Datum uitspraak:
Datum publicatie:
Rechtsgebied:
Zaaknummer:
Soort procedure:

Inhoudsindicatie:

Herziening en terugvordering van bijstand. Kasstortingen en bijschrijvingen terecht aangemerkt als inkomen. Geen dringende redenen om van terugvordering af te zien.

Appellant heeft niet voldaan aan de op hem rustende bewijslast om aannemelijk te maken dat geen sprake is van inkomen. Het college heeft de kasstortingen en bijschrijvingen terecht aangemerkt als inkomen. Er is geen sprake van dringende redenen om van terugvordering af te zien. Wat appellant heeft aangevoerd over de gestegen kosten van levensonderhoud en de gestegen energiekosten raakt iedereen en betekent dus niet dat er iets bijzonders en uitzonderlijks aan de hand is.

Uitspraak



21 2444 PW

Centrale Raad van Beroep

Enkelvoudige kamer

Uitspraak op het hoger beroep tegen de uitspraak van de rechtbank Noord-Nederland van 26 mei 2021, 20/2226 (aangevallen uitspraak)

Partijen:

[appellant] te [woonplaats] (appellant)

het college van burgemeester en wethouders van Emmen (college)

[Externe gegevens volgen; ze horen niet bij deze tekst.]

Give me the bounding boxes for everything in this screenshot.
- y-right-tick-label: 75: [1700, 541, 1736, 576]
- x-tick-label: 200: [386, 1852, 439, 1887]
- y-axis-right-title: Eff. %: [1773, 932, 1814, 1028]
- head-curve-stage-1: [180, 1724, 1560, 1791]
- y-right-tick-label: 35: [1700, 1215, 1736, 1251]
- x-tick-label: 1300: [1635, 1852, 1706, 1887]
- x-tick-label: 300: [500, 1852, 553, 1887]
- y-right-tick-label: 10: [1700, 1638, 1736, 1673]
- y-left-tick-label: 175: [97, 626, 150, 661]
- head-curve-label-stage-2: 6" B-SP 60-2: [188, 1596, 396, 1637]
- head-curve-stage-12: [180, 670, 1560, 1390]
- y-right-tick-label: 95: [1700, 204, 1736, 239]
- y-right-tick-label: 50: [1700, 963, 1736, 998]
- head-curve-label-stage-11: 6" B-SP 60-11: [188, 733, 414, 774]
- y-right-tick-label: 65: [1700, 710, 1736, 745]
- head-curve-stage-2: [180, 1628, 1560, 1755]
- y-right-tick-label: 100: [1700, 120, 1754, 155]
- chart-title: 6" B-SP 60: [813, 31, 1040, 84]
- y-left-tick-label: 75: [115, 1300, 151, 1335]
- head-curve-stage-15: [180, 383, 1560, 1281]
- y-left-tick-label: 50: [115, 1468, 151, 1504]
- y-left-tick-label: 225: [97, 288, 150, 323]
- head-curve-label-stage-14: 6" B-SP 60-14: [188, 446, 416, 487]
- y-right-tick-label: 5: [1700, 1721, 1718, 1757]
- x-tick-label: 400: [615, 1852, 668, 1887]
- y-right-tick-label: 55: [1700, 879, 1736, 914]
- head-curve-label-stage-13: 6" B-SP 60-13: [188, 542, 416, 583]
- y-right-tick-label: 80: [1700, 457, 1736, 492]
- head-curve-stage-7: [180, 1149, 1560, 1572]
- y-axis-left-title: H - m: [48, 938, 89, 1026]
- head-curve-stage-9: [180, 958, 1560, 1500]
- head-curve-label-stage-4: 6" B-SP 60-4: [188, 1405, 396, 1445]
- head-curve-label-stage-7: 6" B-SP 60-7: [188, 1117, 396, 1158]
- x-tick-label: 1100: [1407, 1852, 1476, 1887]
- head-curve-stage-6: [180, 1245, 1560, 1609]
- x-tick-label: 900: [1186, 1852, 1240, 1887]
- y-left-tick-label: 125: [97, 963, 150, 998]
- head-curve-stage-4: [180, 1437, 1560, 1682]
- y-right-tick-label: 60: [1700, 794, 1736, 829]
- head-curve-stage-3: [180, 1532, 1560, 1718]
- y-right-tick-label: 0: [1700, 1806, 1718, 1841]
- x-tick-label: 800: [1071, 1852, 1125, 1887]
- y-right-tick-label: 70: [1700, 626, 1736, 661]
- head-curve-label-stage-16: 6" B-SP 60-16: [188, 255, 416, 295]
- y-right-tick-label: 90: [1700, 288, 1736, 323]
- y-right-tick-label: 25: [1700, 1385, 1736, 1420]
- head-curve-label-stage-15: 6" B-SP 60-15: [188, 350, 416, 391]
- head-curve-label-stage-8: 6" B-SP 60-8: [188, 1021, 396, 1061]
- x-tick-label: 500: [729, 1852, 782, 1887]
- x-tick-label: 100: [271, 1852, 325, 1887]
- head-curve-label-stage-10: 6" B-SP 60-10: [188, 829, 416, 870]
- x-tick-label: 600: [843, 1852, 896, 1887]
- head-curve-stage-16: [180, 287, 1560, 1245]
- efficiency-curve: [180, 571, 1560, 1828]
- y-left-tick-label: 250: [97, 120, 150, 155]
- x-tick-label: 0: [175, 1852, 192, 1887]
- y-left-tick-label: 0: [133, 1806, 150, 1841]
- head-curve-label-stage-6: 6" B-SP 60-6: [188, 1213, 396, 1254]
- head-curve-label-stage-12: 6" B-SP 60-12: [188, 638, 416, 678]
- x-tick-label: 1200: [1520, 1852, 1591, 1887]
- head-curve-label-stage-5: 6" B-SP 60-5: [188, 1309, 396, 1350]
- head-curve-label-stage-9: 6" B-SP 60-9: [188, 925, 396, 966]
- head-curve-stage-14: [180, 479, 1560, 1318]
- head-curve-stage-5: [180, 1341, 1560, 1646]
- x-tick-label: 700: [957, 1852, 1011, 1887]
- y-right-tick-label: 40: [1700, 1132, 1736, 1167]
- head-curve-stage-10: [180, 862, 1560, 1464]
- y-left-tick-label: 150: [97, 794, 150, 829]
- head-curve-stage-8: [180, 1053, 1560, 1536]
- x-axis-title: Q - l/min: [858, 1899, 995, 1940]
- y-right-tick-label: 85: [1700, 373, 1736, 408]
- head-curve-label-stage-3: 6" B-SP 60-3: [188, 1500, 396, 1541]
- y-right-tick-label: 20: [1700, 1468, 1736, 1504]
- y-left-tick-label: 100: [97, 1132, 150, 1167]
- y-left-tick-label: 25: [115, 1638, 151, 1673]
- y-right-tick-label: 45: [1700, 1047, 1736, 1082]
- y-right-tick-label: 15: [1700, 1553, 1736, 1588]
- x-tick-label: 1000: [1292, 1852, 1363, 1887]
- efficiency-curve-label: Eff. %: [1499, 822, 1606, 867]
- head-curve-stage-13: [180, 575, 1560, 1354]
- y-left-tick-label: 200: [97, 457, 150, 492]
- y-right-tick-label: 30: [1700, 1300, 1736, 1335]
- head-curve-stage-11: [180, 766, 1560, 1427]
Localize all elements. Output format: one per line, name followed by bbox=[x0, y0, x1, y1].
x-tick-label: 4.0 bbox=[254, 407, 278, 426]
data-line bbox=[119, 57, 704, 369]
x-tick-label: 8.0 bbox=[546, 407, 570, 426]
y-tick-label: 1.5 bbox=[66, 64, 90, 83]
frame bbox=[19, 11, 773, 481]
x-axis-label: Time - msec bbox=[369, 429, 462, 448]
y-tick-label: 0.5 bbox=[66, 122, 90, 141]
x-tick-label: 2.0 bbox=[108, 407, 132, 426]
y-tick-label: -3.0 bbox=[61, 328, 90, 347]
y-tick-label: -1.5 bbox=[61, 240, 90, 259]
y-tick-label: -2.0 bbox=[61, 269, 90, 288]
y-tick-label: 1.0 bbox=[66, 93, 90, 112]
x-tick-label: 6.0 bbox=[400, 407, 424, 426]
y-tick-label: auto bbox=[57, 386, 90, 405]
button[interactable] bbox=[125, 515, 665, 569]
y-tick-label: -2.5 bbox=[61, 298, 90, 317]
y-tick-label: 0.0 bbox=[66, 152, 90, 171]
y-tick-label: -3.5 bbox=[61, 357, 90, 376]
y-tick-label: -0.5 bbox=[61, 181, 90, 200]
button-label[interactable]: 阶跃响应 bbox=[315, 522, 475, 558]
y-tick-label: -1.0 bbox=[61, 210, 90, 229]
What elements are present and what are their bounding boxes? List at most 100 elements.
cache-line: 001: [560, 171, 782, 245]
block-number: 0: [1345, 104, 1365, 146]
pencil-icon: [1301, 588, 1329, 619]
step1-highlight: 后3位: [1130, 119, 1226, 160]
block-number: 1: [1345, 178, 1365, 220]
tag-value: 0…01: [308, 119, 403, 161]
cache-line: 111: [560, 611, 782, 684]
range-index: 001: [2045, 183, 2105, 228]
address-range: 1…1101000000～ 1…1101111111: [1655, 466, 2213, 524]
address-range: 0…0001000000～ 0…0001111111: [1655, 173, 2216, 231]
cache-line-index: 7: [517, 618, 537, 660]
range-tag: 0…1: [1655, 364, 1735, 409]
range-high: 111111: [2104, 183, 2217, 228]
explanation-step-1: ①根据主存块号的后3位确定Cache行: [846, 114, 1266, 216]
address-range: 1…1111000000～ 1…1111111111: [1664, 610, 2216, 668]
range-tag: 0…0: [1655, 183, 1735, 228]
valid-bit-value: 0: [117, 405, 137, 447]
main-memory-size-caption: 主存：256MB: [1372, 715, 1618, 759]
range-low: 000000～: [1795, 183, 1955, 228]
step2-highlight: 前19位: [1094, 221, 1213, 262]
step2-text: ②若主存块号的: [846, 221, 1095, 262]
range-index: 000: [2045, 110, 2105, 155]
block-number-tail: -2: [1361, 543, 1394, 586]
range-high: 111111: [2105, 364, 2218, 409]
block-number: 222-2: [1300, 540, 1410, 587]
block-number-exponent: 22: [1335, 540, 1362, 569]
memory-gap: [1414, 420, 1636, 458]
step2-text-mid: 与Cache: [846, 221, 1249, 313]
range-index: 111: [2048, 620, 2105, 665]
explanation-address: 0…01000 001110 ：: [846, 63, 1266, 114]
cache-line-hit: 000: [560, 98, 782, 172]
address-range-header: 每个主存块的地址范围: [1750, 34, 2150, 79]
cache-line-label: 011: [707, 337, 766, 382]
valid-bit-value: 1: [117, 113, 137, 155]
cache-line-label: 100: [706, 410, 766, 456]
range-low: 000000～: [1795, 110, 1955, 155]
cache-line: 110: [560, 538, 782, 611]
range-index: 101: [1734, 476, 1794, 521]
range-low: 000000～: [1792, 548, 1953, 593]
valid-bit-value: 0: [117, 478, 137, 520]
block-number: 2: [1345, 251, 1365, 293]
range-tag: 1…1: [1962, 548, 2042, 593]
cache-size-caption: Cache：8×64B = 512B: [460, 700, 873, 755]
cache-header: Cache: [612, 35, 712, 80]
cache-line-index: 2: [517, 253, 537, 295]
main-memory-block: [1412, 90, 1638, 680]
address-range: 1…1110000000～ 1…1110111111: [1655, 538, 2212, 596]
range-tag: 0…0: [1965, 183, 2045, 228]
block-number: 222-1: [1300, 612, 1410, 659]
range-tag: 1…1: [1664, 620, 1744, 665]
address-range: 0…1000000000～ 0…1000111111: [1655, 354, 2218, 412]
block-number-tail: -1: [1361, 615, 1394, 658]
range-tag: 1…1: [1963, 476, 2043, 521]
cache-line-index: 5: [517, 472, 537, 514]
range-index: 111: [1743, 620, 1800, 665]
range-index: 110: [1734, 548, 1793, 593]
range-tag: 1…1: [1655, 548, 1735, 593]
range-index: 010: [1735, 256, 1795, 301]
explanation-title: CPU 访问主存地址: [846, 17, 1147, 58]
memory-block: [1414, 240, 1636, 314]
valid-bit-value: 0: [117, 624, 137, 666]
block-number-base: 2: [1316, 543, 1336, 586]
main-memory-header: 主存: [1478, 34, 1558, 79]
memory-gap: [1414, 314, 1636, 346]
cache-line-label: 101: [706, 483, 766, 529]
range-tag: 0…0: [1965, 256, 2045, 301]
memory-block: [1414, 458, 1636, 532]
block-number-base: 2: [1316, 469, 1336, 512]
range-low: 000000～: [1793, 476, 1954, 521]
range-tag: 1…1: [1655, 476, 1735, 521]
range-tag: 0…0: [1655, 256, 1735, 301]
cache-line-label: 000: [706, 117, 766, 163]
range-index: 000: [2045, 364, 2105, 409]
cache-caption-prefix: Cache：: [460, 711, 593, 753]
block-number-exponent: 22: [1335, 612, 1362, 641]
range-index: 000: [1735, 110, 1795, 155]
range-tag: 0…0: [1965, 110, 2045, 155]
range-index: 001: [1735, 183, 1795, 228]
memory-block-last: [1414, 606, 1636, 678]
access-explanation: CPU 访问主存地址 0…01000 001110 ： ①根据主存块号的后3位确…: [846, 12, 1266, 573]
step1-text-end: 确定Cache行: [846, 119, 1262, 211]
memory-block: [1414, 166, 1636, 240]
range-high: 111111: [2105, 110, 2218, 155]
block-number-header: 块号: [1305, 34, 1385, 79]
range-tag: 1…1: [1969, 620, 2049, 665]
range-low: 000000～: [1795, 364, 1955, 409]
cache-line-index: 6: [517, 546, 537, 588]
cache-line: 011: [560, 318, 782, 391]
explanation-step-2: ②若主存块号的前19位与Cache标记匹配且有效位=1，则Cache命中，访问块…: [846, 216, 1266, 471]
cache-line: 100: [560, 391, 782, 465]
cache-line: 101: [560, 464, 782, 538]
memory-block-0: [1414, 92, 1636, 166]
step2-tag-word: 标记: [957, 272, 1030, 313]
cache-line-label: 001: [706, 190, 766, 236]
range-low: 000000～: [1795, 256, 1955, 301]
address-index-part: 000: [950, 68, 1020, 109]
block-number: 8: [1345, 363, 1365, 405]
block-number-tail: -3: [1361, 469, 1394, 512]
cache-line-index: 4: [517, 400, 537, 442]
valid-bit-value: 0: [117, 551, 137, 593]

Datum uitspraak: 29 november 2022

PROCESVERLOOP

Namens appellant heeft mr. E.J.P. Cats, advocaat, hoger beroep ingesteld.

Het college heeft een verweerschrift ingediend.

De Raad heeft bij brief van 15 februari 2022 (regiebrief) aan partijen voorgehouden hoe de Raad het geschil tussen partijen ziet, appellant vragen gesteld en hem in de gelegenheid gesteld bewijsstukken over te leggen.

Mr. Cats heeft per brief van 16 maart 2022 inhoudelijk gereageerd op de regiebrief en de Raad toestemming gegeven de zaak zonder zitting af te doen. De Raad heeft vervolgens het college toestemming gevraagd de zaak zonder zitting af te kunnen doen.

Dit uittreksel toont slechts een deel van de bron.